Some things can be done to enhance or prolong the life of groundwater
resources. These may include (1) artificial recharge: this may be feasible if there is an
available resource; (2) limitation or restriction of groundwater pumping; and (3)
efficient use of available supplies.
Competition for Water. Severe competition for limited water
supplies in some areas may make it necessary to choose between irrigation, streamflows for
fish, or domestic needs. Abundant and cheap water supplies enhance the quality of life in
the West, but in the future some locations may not be able to enjoy them. Most countries
do not have the luxury of abundant, high quality water supplies to the extent that we do
in the United States and Canada. In the past cities have had to restrict the watering of
lawns or filling of swimming pools to ensure adequate supplies for drinking, washing, and
fire protection.
Many of those vying for control of water supplies have a single-track
approach. Some typical comments have been:
"My need is paramount."
"Irrigation provides food; do you want to watch the fish swim
upstream or would you rather eat?"
"Fish have been nearly eliminated by diversions and pollution for
nearly 100 years; this has to be rectified now!"
"Recreation needs are increasing by leaps and bounds; water-based
recreation must be given a high priority."

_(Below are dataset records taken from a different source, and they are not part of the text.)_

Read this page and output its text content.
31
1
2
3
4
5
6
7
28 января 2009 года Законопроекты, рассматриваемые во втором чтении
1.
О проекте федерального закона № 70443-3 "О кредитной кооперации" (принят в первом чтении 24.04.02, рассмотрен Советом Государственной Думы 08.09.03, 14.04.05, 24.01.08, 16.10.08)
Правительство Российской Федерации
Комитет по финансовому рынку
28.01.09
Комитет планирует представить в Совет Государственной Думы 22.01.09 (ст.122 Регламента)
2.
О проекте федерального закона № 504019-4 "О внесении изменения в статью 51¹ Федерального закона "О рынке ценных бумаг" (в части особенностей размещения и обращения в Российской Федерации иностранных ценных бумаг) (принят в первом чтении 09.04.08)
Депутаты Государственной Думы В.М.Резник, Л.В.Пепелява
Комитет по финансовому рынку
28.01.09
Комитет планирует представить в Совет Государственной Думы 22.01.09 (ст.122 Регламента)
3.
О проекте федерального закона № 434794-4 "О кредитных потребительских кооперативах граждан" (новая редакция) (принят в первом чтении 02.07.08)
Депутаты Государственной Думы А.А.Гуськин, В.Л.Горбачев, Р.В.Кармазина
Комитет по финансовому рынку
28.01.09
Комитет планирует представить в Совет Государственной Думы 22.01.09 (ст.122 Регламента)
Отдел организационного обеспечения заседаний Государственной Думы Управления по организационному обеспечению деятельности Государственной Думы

"Water is needed for power production. Power is the basis for our
high standard of living. It means jobs!"
Narrow, unyielding approaches make it all the more difficult to find
solutions to water supply problems facing the West. The competition is becoming keener
every year. Cool heads and clear vision are needed to make good decisions that will
influence the quality of the western lifestyle for years to come.